My Question. Why not just find 4.5 bc 8.25 A body rear? I would think that they are still super common and possibly cheaper to buy than a pair of wheel adapters.
 
Yikes,,
,I am no fan of wheel adaptors, unsafe IMO. Those tires are close and likely will be cut on the fender rim. Going up a driveway on an angle will cause the tires to hit....been there done that. Looks good though....
 
MY tires mashed into the fender on my "7 inch" wheels as well. I rolled them out about 1/2". No cutting. You can't tell it was done really.
 
I looked in to an 8.25" rear end with the BBP, but learned it would mean I'd need my driveshaft shortened.
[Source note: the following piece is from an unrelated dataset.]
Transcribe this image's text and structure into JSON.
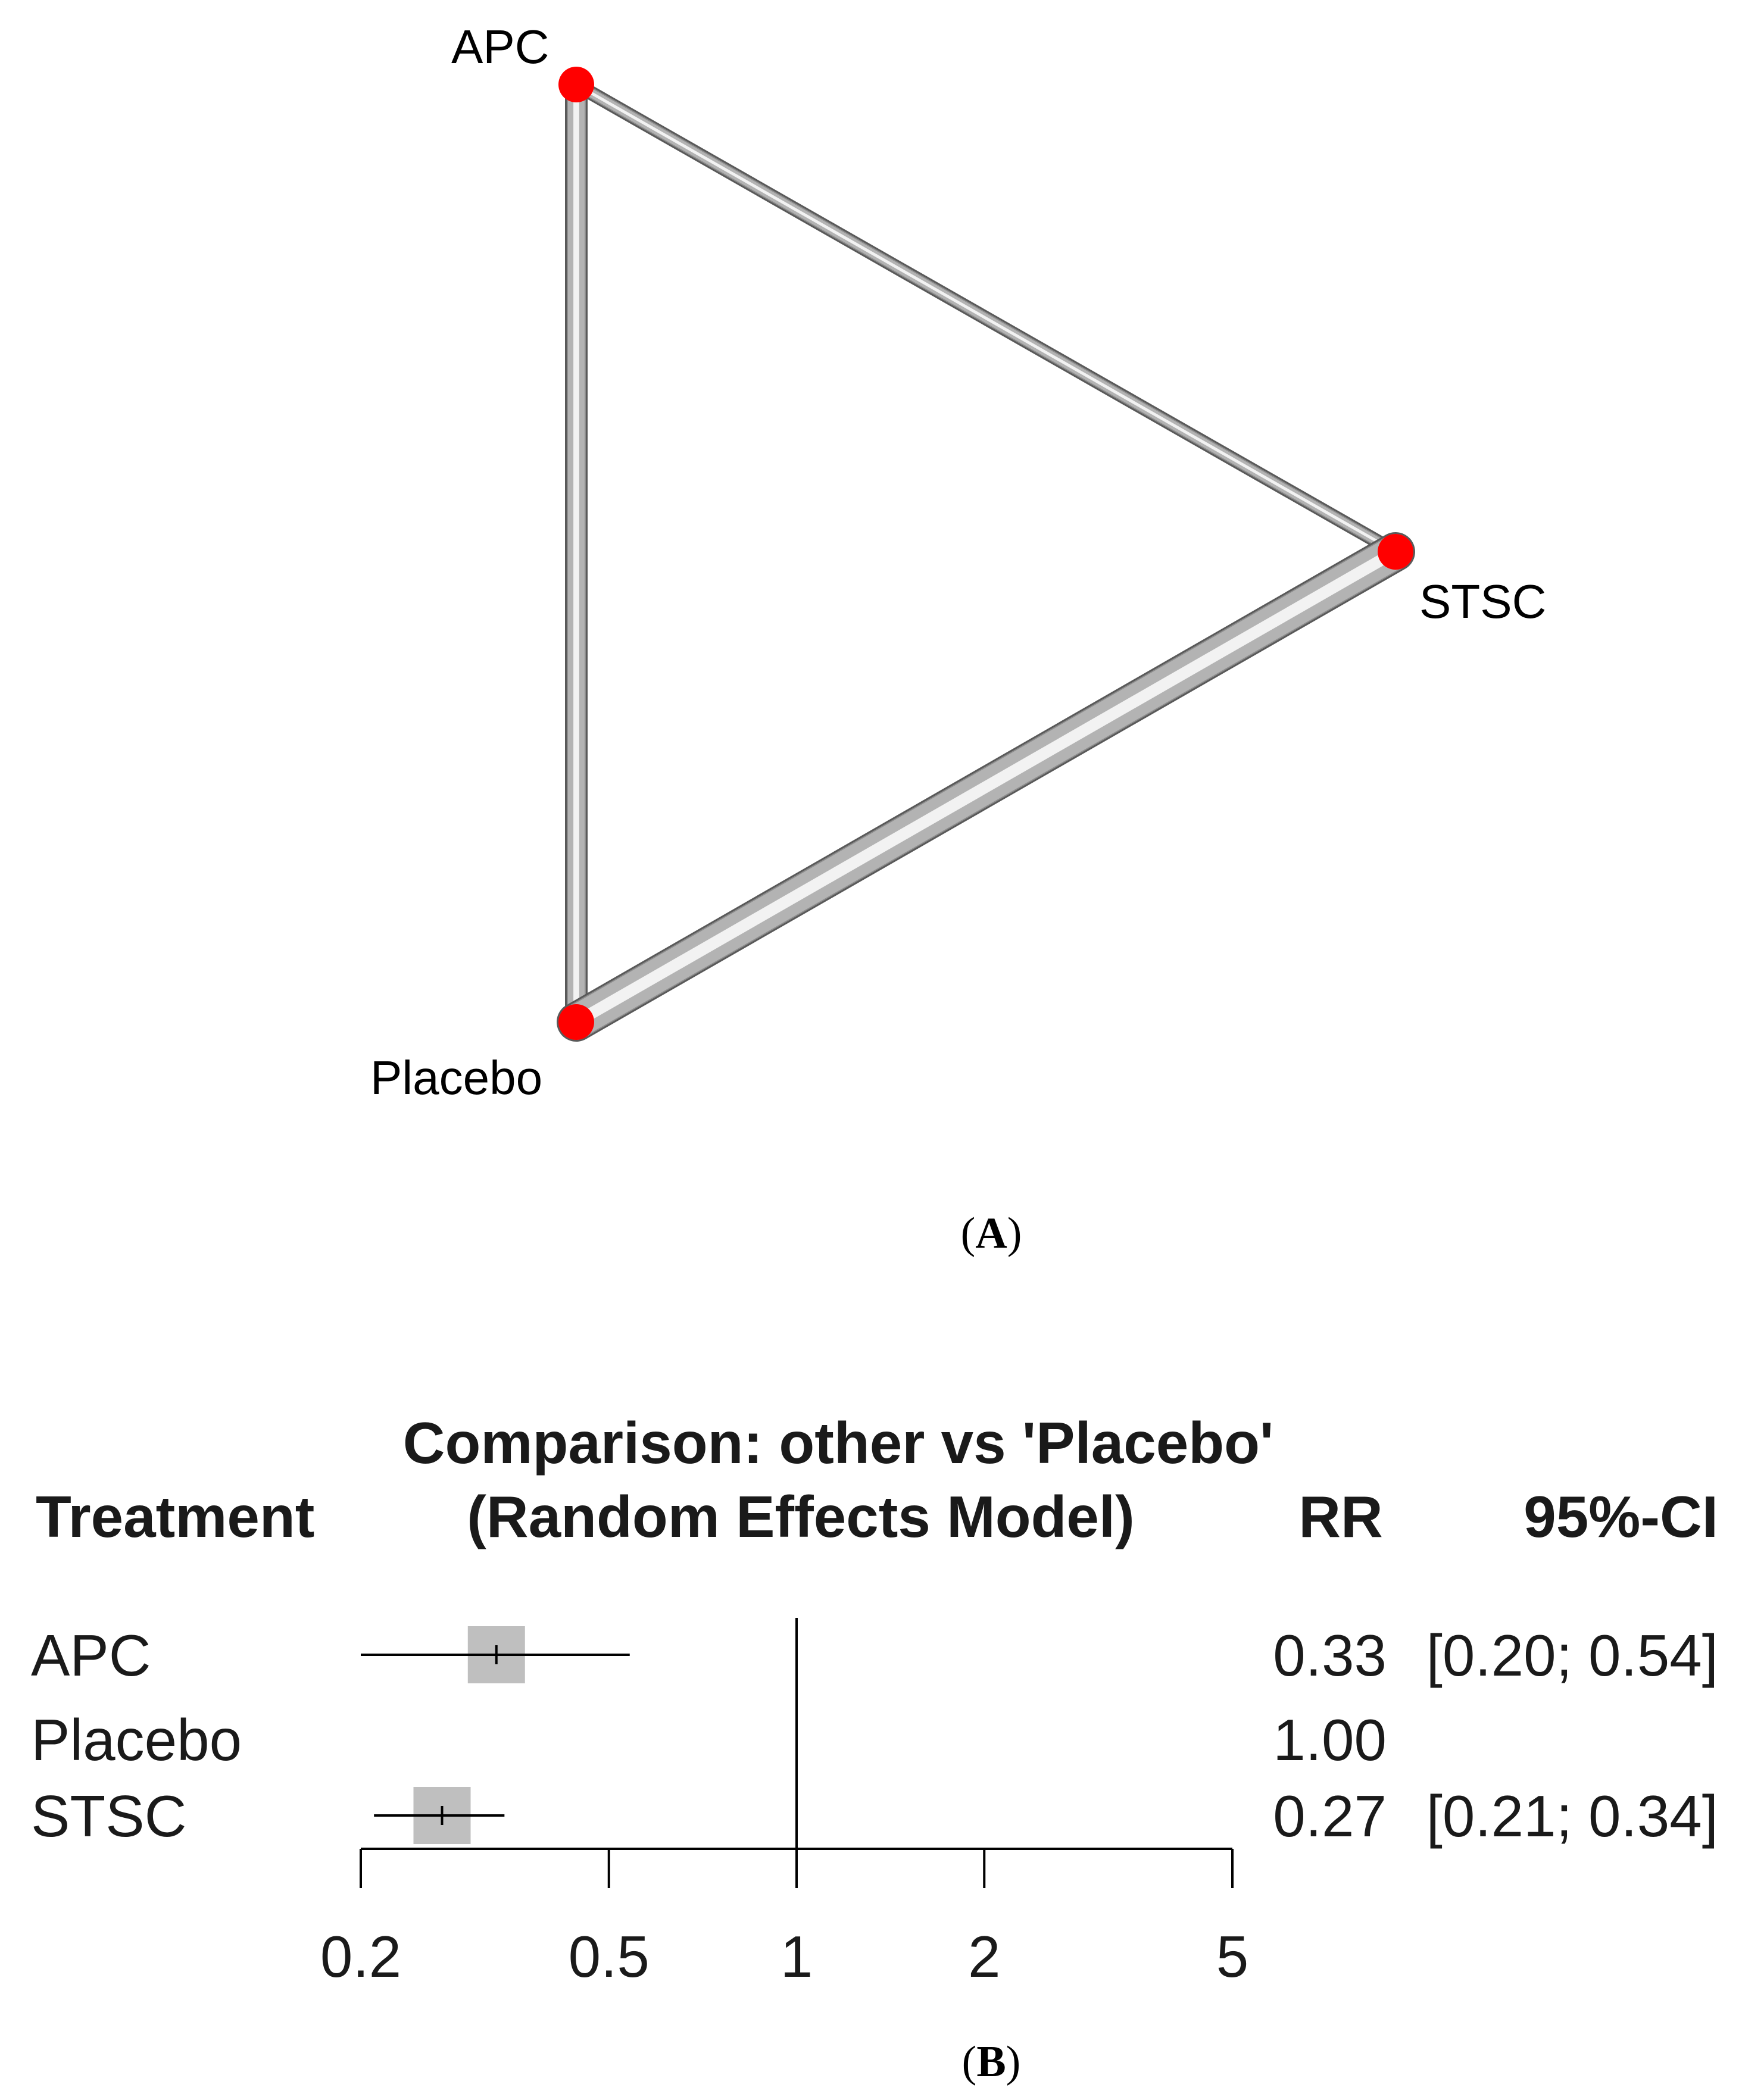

Plus, I'm actually content with the 2.76:1 ratio in the current 7.25" differential; this car is going to see a fair share of highway miles, and I'd prefer the 2400 RPM cruise over the 3000 RPM cruise I'd risk having by finding a local, used 8.25 that would likely have a numerically higher ratio. 2.76:1's are not so common.

If I do end up running into rubbing problems then I suspect an 8.25" rear will be the way to end up remedying it. I've bounced the car all over the place while parked (it's not yet driveable) and it doesn't rub at all. For now, my engineering knowledge and assessment of the facing surfaces and load paths through these billet adapters allayed my concerns about the safety of using them.
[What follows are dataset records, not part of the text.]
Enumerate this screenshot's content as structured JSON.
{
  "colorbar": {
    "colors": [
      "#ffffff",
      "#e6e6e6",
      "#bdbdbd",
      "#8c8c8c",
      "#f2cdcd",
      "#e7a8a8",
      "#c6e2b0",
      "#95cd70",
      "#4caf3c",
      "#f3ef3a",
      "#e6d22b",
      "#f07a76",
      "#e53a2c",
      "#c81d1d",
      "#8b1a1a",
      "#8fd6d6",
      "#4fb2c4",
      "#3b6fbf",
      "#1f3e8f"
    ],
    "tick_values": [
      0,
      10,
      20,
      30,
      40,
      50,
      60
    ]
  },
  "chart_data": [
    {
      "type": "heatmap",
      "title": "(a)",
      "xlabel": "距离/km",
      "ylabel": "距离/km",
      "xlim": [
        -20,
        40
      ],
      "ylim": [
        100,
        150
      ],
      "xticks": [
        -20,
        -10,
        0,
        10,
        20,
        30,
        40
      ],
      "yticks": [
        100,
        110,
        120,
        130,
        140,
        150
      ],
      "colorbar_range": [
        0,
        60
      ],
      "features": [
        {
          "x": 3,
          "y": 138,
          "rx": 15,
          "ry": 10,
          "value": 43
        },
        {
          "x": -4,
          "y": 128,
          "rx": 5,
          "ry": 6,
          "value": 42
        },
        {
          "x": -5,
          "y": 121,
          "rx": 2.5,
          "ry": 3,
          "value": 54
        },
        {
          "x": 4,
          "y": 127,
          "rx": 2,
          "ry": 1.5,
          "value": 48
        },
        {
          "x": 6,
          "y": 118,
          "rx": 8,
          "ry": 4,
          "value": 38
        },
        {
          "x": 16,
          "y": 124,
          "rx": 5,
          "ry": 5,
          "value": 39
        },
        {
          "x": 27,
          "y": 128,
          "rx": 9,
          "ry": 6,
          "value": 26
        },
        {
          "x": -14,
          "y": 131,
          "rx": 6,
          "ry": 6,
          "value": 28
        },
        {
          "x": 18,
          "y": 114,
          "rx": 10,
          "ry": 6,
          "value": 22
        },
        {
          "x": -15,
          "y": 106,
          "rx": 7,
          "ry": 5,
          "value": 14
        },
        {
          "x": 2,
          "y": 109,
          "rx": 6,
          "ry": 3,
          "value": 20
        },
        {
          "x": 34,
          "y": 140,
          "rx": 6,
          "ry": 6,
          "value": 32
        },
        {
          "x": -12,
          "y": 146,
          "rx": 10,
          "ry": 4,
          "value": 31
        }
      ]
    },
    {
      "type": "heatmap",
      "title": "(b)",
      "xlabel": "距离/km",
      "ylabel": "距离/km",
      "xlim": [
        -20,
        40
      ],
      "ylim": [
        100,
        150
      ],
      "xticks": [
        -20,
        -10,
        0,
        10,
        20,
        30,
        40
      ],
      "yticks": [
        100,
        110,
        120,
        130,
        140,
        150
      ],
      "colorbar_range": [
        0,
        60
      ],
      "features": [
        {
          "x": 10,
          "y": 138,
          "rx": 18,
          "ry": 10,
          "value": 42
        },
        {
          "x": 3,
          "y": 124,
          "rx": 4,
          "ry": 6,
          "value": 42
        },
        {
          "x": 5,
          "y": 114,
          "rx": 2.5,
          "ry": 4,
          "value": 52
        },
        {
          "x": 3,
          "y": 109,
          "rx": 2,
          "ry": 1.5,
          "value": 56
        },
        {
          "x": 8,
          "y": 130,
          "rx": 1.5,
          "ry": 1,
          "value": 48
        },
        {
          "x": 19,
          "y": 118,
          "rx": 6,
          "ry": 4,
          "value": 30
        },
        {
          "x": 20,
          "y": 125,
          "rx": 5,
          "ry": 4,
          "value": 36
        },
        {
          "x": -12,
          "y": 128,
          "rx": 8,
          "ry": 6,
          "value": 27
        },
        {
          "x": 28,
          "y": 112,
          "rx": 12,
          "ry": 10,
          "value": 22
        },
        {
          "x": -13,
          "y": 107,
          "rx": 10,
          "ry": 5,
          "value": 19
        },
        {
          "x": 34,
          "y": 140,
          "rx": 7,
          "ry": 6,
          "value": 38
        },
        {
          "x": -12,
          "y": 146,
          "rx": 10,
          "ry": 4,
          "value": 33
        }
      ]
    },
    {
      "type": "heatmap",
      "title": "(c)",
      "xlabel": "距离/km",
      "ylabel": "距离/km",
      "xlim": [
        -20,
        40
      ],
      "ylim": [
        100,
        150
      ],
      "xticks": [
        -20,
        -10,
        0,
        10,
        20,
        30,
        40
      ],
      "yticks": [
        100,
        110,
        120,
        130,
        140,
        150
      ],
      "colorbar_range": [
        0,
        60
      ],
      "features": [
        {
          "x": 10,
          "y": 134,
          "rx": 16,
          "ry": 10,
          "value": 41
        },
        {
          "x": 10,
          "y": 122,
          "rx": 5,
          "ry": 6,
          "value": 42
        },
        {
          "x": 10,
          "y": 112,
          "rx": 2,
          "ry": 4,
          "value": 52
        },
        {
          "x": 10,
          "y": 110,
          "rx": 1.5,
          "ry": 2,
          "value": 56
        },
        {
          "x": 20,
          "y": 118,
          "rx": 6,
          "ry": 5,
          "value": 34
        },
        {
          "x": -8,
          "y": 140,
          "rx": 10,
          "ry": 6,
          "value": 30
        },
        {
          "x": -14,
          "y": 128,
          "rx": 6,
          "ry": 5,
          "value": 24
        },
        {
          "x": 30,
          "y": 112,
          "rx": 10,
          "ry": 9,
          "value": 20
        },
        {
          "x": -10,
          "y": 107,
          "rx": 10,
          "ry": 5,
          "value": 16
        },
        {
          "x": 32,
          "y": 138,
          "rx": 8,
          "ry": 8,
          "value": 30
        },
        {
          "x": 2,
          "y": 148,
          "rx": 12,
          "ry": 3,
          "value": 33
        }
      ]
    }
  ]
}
"Rolling out" the fenders? I hadn't considered that. You mean some way of pushing the sheetmetal uniformly outwards?

If I were putting a big block V8's worth of torque through everything, I'd likely have reconsidered. But for a hundred bucks and 20 minutes of work, adapters seemed like a decent way to go.
 
Just my. 02. The adapters are completely safe an would be safe In a much higher load application as well. They original studs are fully engaged and the rest of the adapter is plenty strong. Jeep guys run this type of adapter with 35 inch tires and the wheel adapter is not the week link. These are not the same old spacers we used to cram between rim and the hub.
Your wheel selection looks good. I would be concerned with the tight clearance. If it does become an issue I have had a machine shop redrill my axles and drums with no ill effects. just redrill them and haw them press in new studs. You could probably resell the adapters on here with out too much problems
 
"Rolling out" the fenders? I hadn't considered that. You mean some way of pushing the sheetmetal uniformly outwards?
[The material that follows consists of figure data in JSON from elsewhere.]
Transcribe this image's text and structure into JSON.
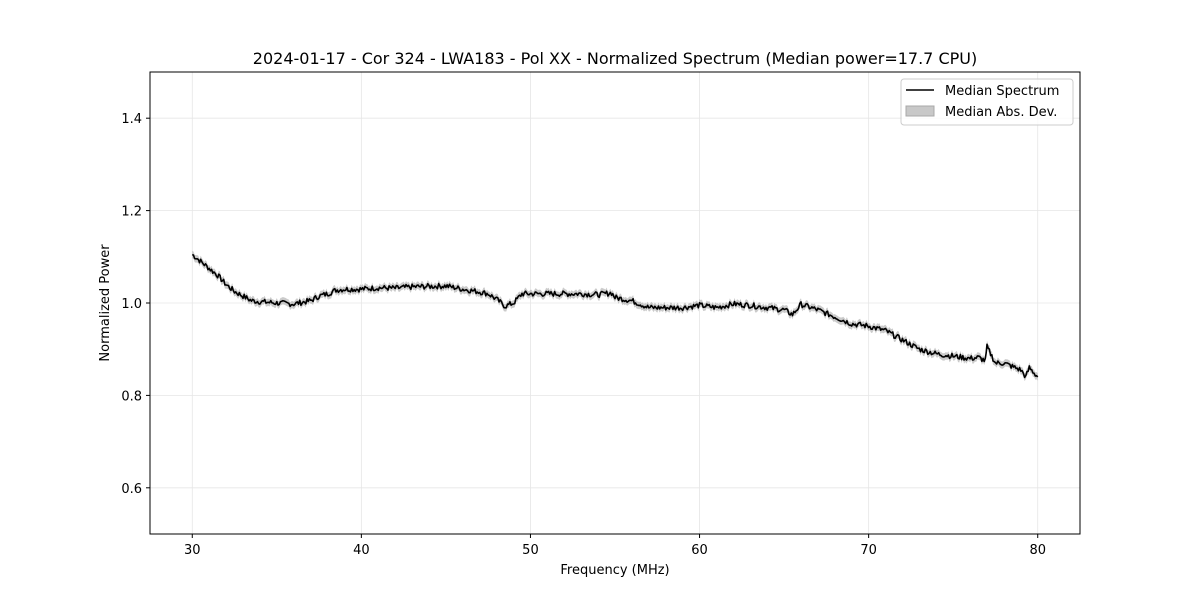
{
  "chart_data": {
    "type": "line",
    "title": "2024-01-17 - Cor 324 - LWA183 - Pol XX - Normalized Spectrum (Median power=17.7 CPU)",
    "xlabel": "Frequency (MHz)",
    "ylabel": "Normalized Power",
    "xlim": [
      27.5,
      82.5
    ],
    "ylim": [
      0.5,
      1.5
    ],
    "xticks": [
      30,
      40,
      50,
      60,
      70,
      80
    ],
    "yticks": [
      0.6,
      0.8,
      1.0,
      1.2,
      1.4
    ],
    "xtick_labels": [
      "30",
      "40",
      "50",
      "60",
      "70",
      "80"
    ],
    "ytick_labels": [
      "0.6",
      "0.8",
      "1.0",
      "1.2",
      "1.4"
    ],
    "grid": true,
    "legend_position": "top-right",
    "colors": {
      "line": "#000000",
      "band": "#a0a0a0",
      "grid": "#e6e6e6"
    },
    "series": [
      {
        "name": "Median Spectrum",
        "kind": "line",
        "x": [
          30,
          30.5,
          31,
          31.5,
          32,
          32.5,
          33,
          33.5,
          34,
          35,
          36,
          37,
          37.5,
          38,
          38.5,
          39,
          40,
          41,
          42,
          43,
          44,
          45,
          46,
          47,
          47.5,
          48,
          48.5,
          49,
          49.5,
          50,
          51,
          52,
          53,
          54,
          54.8,
          55,
          56,
          57,
          58,
          59,
          60,
          61,
          62,
          63,
          64,
          65,
          65.5,
          66,
          67,
          68,
          69,
          70,
          71,
          72,
          72.5,
          73,
          74,
          75,
          76,
          76.5,
          76.9,
          77,
          77.5,
          78,
          79,
          79.3,
          79.5,
          80
        ],
        "y": [
          1.105,
          1.09,
          1.075,
          1.06,
          1.04,
          1.025,
          1.015,
          1.005,
          1.003,
          1.0,
          0.998,
          1.005,
          1.015,
          1.02,
          1.028,
          1.03,
          1.03,
          1.033,
          1.032,
          1.035,
          1.036,
          1.037,
          1.03,
          1.024,
          1.02,
          1.008,
          0.993,
          1.0,
          1.02,
          1.02,
          1.02,
          1.02,
          1.02,
          1.018,
          1.022,
          1.012,
          1.005,
          0.99,
          0.99,
          0.99,
          0.995,
          0.99,
          0.998,
          0.995,
          0.99,
          0.985,
          0.975,
          0.997,
          0.985,
          0.97,
          0.955,
          0.95,
          0.94,
          0.92,
          0.91,
          0.9,
          0.89,
          0.885,
          0.88,
          0.882,
          0.875,
          0.905,
          0.87,
          0.87,
          0.855,
          0.84,
          0.86,
          0.84
        ]
      },
      {
        "name": "Median Abs. Dev.",
        "kind": "band",
        "half_width": 0.008
      }
    ]
  }
}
Yup. I had a big wood closet rod dowel, and a jack, jack the car up to fit the dowel above the tire and wheel lip, heat the paint with a heat gun to keep from cracking, and then lower the car a bit, so there's just a bit of pressure between it and the tire on the dowel (or use a baseball bat) and then roll uniformly back and forth and it moves the lip out.
 
I like the look of 16s too.
Wheel adapters got a bad reputation back when for 2 reasons...
1. Improper assembly. The adapter must sit flat against the drum. If the adapter sits on top of a welded balancing weight for example, it wont stay tight.
2. Improper torque. To just zip them up with a impact is not proper torque.
 
Lock tight on the threads and torque in a star pattern and those spacers are fine.
Your wheels look good. Put a 8 1/4 in my 66 valiant and thinks those wheels would look good. Thanks for posting the pictures, got me thinking.